Nick Herbert, the former Minister of State for Police and Criminal Justice, wrote about leaving the jurisidiction of the European Court of Human Rights for ConservativeHome this morning. He also appeared on the Today programme this morning, and said:
"I think it’s doubtful that this will comply with what the European Court of Human Rights wants, and it seems as if the Government is effectively just playing for time. And ironically one of the three options that the Government is going to put down today, which is that we retain the blanket ban, is something that it’s unlikely ministers will be able to either to advocate or vote for because it’s a breach of the ministerial code to advocate breaking the law, even though the Prime Minister himself said that there was no way this Government was going to give prisoners the vote and that it make him feel physically sick to even contemplate the idea."

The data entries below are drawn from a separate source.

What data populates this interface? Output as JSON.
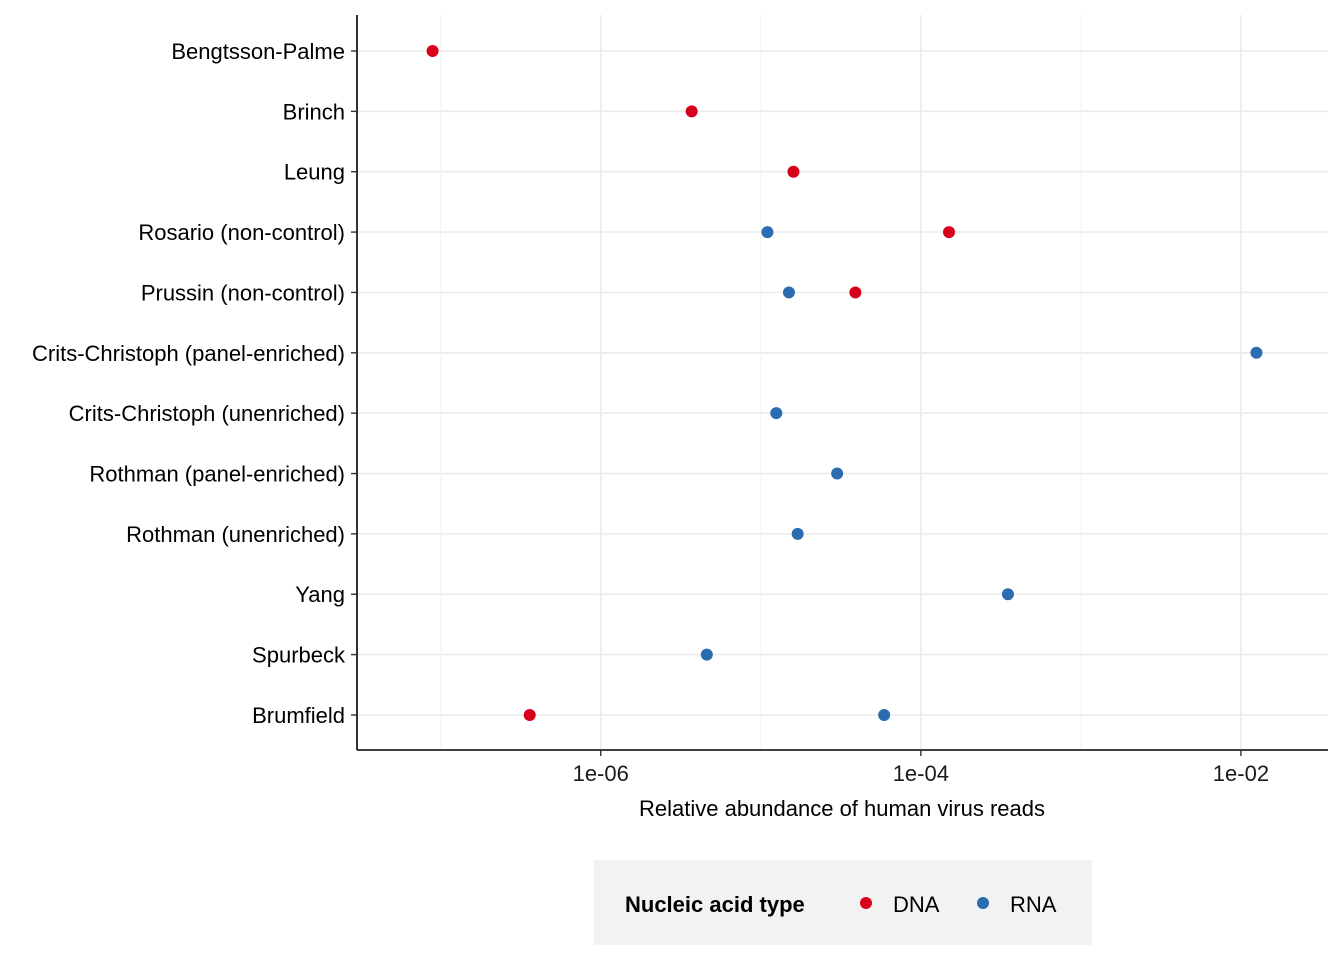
{
  "chart_data": {
    "type": "scatter",
    "xscale": "log10",
    "xlim": [
      3e-08,
      0.035
    ],
    "xlabel": "Relative abundance of human virus reads",
    "ylabel": "",
    "x_ticks": [
      {
        "value": 1e-06,
        "label": "1e-06"
      },
      {
        "value": 0.0001,
        "label": "1e-04"
      },
      {
        "value": 0.01,
        "label": "1e-02"
      }
    ],
    "x_minor_ticks": [
      1e-07,
      1e-05,
      0.001
    ],
    "grid": true,
    "categories": [
      "Bengtsson-Palme",
      "Brinch",
      "Leung",
      "Rosario (non-control)",
      "Prussin (non-control)",
      "Crits-Christoph (panel-enriched)",
      "Crits-Christoph (unenriched)",
      "Rothman (panel-enriched)",
      "Rothman (unenriched)",
      "Yang",
      "Spurbeck",
      "Brumfield"
    ],
    "series": [
      {
        "name": "DNA",
        "color": "#d7001a",
        "points": [
          {
            "category": "Bengtsson-Palme",
            "x": 8.9e-08
          },
          {
            "category": "Brinch",
            "x": 3.7e-06
          },
          {
            "category": "Leung",
            "x": 1.6e-05
          },
          {
            "category": "Rosario (non-control)",
            "x": 0.00015
          },
          {
            "category": "Prussin (non-control)",
            "x": 3.9e-05
          },
          {
            "category": "Brumfield",
            "x": 3.6e-07
          }
        ]
      },
      {
        "name": "RNA",
        "color": "#2b6cb0",
        "points": [
          {
            "category": "Rosario (non-control)",
            "x": 1.1e-05
          },
          {
            "category": "Prussin (non-control)",
            "x": 1.5e-05
          },
          {
            "category": "Crits-Christoph (panel-enriched)",
            "x": 0.0125
          },
          {
            "category": "Crits-Christoph (unenriched)",
            "x": 1.25e-05
          },
          {
            "category": "Rothman (panel-enriched)",
            "x": 3e-05
          },
          {
            "category": "Rothman (unenriched)",
            "x": 1.7e-05
          },
          {
            "category": "Yang",
            "x": 0.00035
          },
          {
            "category": "Spurbeck",
            "x": 4.6e-06
          },
          {
            "category": "Brumfield",
            "x": 5.9e-05
          }
        ]
      }
    ],
    "legend": {
      "position": "bottom",
      "title": "Nucleic acid type",
      "items": [
        "DNA",
        "RNA"
      ]
    }
  }
}
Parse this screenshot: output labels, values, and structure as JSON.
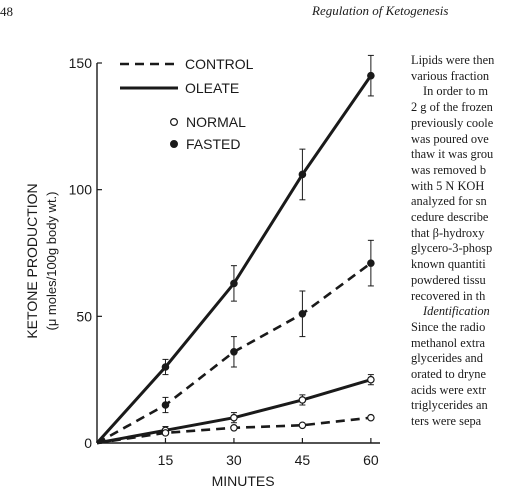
{
  "header": {
    "page_number": "48",
    "running_head": "Regulation of Ketogenesis"
  },
  "legend": {
    "line_styles": [
      {
        "label": "CONTROL",
        "style": "dashed"
      },
      {
        "label": "OLEATE",
        "style": "solid"
      }
    ],
    "markers": [
      {
        "label": "NORMAL",
        "marker": "open-circle"
      },
      {
        "label": "FASTED",
        "marker": "filled-circle"
      }
    ]
  },
  "chart_data": {
    "type": "line",
    "xlabel": "MINUTES",
    "ylabel": "KETONE PRODUCTION",
    "ylabel_units": "(μ moles/100g body wt.)",
    "x_ticks": [
      "15",
      "30",
      "45",
      "60"
    ],
    "y_ticks": [
      "0",
      "50",
      "100",
      "150"
    ],
    "xlim": [
      0,
      62
    ],
    "ylim": [
      0,
      150
    ],
    "grid": false,
    "legend_position": "top-left",
    "series": [
      {
        "name": "OLEATE · FASTED",
        "line": "solid",
        "marker": "filled",
        "x": [
          0,
          15,
          30,
          45,
          60
        ],
        "y": [
          0,
          30,
          63,
          106,
          145
        ],
        "err": [
          0,
          3,
          7,
          10,
          8
        ]
      },
      {
        "name": "CONTROL · FASTED",
        "line": "dashed",
        "marker": "filled",
        "x": [
          0,
          15,
          30,
          45,
          60
        ],
        "y": [
          0,
          15,
          36,
          51,
          71
        ],
        "err": [
          0,
          3,
          6,
          9,
          9
        ]
      },
      {
        "name": "OLEATE · NORMAL",
        "line": "solid",
        "marker": "open",
        "x": [
          0,
          15,
          30,
          45,
          60
        ],
        "y": [
          0,
          5,
          10,
          17,
          25
        ],
        "err": [
          0,
          1.5,
          2,
          2,
          2
        ]
      },
      {
        "name": "CONTROL · NORMAL",
        "line": "dashed",
        "marker": "open",
        "x": [
          0,
          15,
          30,
          45,
          60
        ],
        "y": [
          0,
          4,
          6,
          7,
          10
        ],
        "err": [
          0,
          1,
          1,
          1.2,
          1
        ]
      }
    ]
  },
  "body_text": [
    "Lipids were then",
    "various fraction",
    "In order to m",
    "2 g of the frozen",
    "previously coole",
    "was poured ove",
    "thaw it was grou",
    "was removed b",
    "with 5 N KOH",
    "analyzed for sn",
    "cedure describe",
    "that β-hydroxy",
    "glycero-3-phosp",
    "known quantiti",
    "powdered tissu",
    "recovered in th",
    "Identification",
    "Since the radio",
    "methanol extra",
    "glycerides and",
    "orated to dryne",
    "acids were extr",
    "triglycerides an",
    "ters were sepa"
  ]
}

"…historically we have always decided that it is wrong that prisoners of any kind other than remand prisoners should be given the vote, and now we have a supranational court deciding on, I think, the spurious grounds that this is a human right that prisoners should be required to have the vote, seeking to override the views of our elected House of Commons. And I disagree that it’s a human right: I think it is a civic right, and I think it is entirely up to the House of Commons if people have committed such a serious offence."
Dominic Raab, a former Foreign Office and international criminal lawyer who worked for David Davis and Dominic Grieve in opposition, argued that Britain would not face any serious backlash for reaffirming its opposition to prisoner voting:
"I think what will happen is that the case will go back to the Strasbourg court, it will remain an unimplemented ruling, it will go to the Committee of Ministers. The Committee of Ministers, by the way, have been calling on Strasbourg to meddle less. There’s no fines, there’s no enforceable compensation orders, there’s no realistic chance of getting kicked out of the Council of Europe. I think that the worst we’ll get is a light diplomatic rap on the knuckles."
Bob Neill, the former Local Government Minister, who is also a former barrister, appeared on Radio 4's The World At One, arguing the European courts had not the right to overrule our sovereign Parliament:
"The treaty that we signed, the European Convention on Human Rights, recognises that the national parliament is sovereign. Parliament is the decider in these cases, not the European Court of Human Rights and so it should remain. … Those key protections – the right to liberty, freedom from arbitrary arrest – that's one thing. But telling individual countries how to run their voting systems goes beyond what most people in this country would regard as the proper purpose of human rights."